William Simmons, da firma de advogados Sughrue Mion, com sede em Washington DC, salienta que o documento pode ser alvo de ataques, em parte porque não distingue entre as descobertas de DNA e descobertas de outras substâncias em organismos vivos, como proteínas e metabolitos, que há muito são alvo de patentes. "É um documento realmente muito interessante mas não tenho a certeza que vá suficientemente longe para fazer um caso forte contra a patenteação de genes."

Se o documento reflecte realmente uma mudança de atitude em relação às patentes sobre genes, isso pode prejudicar a indústria que surgiu em volta dos testes genéticos de diagnóstico, diz Michael Hopkins, investigador de ciência e política tecnológica na Universidade do Sussex, Reino Unido. "Agora que a indústria pode precisar de encontrar algo mais que patentes sobre genes para se manterem."

Mas alguns na indústria de testes genéticos podem receber a alteração de braços abertos, acrescenta Lemley.

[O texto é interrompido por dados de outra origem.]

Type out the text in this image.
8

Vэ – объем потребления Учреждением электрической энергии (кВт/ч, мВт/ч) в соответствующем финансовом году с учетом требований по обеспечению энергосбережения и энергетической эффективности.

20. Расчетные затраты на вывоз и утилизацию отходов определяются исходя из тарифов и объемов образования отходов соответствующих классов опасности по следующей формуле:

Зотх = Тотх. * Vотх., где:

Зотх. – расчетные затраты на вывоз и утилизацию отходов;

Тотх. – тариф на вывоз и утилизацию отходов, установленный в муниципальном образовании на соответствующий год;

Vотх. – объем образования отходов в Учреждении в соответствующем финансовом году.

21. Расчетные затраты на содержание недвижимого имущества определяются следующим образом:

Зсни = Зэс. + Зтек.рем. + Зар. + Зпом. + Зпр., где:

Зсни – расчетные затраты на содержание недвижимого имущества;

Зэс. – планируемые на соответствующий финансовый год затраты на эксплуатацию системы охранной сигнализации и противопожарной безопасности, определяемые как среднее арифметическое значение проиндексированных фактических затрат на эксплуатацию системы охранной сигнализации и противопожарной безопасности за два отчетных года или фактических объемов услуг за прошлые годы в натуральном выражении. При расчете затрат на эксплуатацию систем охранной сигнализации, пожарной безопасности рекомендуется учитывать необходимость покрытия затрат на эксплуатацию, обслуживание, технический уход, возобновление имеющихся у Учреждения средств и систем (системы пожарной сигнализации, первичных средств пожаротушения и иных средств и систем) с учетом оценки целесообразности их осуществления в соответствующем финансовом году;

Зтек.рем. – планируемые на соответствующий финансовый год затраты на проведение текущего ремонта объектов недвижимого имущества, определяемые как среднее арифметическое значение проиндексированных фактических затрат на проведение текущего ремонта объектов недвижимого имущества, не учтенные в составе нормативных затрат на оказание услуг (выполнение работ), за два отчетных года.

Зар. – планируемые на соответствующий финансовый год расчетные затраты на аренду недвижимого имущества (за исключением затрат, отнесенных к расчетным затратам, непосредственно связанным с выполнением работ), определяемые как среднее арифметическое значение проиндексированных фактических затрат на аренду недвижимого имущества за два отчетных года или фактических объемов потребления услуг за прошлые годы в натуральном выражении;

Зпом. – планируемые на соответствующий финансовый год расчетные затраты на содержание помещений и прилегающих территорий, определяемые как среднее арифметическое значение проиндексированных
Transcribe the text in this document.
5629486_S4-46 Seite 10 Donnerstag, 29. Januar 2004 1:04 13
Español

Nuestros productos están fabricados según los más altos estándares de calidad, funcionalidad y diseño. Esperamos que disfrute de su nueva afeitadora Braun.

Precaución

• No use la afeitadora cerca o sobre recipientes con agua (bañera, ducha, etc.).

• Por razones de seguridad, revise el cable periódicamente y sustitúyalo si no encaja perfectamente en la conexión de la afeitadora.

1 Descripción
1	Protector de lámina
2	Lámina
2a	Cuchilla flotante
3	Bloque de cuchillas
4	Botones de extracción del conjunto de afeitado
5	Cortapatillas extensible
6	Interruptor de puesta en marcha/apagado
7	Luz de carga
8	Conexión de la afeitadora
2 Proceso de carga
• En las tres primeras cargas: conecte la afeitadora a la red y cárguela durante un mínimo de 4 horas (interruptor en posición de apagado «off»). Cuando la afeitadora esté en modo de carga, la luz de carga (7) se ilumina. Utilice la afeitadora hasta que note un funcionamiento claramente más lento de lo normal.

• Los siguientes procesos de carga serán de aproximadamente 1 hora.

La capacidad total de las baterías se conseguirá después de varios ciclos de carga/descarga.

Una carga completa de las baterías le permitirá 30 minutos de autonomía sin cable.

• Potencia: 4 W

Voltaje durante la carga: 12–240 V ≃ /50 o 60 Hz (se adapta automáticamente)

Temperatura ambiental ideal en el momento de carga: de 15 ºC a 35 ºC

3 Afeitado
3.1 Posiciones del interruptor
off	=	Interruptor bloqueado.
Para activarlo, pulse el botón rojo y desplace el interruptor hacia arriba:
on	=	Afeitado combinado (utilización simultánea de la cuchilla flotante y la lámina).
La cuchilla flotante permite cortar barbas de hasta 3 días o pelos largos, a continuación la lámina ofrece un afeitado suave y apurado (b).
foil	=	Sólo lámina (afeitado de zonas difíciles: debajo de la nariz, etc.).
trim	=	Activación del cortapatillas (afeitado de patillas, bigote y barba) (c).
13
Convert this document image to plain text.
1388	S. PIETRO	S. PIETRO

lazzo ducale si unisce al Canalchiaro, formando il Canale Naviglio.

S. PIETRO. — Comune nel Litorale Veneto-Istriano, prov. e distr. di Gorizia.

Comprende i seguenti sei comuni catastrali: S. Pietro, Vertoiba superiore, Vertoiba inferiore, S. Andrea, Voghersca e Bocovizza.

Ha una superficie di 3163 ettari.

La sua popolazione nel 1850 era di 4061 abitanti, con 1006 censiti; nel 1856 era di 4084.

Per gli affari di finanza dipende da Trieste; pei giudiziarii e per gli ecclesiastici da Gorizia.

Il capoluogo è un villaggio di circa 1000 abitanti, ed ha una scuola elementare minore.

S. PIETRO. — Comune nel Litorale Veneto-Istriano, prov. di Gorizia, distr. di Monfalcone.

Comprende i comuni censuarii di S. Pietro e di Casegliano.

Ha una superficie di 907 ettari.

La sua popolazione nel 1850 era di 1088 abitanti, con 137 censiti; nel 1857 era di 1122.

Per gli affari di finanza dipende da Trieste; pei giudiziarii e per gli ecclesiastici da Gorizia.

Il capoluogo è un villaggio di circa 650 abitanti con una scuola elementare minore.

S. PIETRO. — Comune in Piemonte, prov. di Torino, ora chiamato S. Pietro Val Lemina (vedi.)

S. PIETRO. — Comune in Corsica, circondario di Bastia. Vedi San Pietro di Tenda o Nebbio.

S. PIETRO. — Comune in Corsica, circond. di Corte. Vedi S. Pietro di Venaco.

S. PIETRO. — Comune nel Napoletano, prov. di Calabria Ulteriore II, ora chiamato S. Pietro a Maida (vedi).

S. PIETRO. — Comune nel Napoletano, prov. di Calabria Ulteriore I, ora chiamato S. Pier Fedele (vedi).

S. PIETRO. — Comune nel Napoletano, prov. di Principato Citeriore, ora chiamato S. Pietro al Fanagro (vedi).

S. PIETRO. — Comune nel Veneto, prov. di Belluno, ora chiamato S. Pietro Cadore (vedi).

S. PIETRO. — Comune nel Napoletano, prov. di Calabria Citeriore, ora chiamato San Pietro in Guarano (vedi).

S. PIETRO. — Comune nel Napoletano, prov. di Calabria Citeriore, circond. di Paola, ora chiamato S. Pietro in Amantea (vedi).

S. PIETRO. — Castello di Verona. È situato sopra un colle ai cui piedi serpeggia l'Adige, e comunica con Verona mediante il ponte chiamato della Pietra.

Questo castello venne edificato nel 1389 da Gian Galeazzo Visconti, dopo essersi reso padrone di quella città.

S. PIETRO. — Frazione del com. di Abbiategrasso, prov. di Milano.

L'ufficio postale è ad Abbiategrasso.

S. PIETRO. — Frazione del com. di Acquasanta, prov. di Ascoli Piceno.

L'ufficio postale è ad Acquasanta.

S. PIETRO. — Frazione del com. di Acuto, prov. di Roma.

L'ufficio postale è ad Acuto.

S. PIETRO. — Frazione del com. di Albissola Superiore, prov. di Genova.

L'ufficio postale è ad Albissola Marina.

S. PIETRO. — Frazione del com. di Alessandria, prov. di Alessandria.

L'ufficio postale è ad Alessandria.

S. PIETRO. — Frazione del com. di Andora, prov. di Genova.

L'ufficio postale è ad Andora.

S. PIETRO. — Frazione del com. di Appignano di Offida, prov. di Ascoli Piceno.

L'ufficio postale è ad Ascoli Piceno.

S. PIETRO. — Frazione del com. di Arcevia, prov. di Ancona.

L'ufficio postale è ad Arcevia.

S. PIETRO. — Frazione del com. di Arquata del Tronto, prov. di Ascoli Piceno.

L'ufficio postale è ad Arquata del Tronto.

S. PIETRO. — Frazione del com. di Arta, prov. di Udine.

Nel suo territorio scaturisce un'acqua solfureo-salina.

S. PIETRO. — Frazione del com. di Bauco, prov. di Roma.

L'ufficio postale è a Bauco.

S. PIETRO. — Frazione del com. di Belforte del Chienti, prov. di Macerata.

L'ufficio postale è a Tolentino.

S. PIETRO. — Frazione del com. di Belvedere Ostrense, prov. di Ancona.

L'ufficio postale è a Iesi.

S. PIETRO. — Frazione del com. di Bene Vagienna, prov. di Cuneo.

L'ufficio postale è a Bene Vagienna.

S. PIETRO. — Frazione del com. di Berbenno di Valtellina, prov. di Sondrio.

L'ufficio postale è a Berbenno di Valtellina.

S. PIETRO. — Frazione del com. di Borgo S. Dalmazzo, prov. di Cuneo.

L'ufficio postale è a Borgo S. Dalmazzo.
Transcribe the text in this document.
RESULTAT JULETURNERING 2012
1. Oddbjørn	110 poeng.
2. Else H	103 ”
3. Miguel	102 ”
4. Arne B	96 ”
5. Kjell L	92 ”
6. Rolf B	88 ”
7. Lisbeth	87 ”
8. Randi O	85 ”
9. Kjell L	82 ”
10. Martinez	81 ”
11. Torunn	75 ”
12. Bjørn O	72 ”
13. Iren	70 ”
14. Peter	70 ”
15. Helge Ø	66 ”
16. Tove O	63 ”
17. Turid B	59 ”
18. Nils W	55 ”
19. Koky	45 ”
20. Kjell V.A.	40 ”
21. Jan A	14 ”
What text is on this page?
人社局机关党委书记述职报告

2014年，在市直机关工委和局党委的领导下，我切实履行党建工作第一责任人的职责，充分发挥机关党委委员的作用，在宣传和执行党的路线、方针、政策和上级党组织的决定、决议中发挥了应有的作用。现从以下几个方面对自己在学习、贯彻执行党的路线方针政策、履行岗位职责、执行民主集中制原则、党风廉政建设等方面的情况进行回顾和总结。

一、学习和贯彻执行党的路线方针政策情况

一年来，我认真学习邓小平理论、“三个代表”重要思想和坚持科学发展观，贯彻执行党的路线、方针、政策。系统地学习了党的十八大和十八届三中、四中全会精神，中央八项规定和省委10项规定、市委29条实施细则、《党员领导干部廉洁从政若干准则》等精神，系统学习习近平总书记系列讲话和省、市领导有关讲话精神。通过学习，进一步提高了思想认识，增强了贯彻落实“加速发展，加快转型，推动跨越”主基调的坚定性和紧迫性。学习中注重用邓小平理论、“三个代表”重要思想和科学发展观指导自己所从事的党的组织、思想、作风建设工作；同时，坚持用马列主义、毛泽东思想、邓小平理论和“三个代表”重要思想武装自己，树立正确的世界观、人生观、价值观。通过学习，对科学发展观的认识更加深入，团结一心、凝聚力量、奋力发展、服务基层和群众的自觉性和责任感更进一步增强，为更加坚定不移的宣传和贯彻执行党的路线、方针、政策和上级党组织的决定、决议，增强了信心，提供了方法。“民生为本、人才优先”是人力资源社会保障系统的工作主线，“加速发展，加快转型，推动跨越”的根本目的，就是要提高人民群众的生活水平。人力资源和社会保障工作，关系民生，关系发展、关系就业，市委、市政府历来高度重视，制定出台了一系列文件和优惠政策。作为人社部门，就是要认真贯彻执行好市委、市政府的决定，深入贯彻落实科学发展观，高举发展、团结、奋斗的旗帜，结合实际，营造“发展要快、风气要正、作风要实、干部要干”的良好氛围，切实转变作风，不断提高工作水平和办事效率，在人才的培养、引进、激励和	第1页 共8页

Os testes genéticos estão a ficar mais complicados e envolvem cada vez mais genes, levantando preocupações de que as companhias de diagnóstico possam ter que licenciar um número elevado de patentes para criar um único teste genético. "Podemos na realidade encontrar companhias contentes por patentes deste tipo desaparecerem, pois abre novas oportunidades de negócio."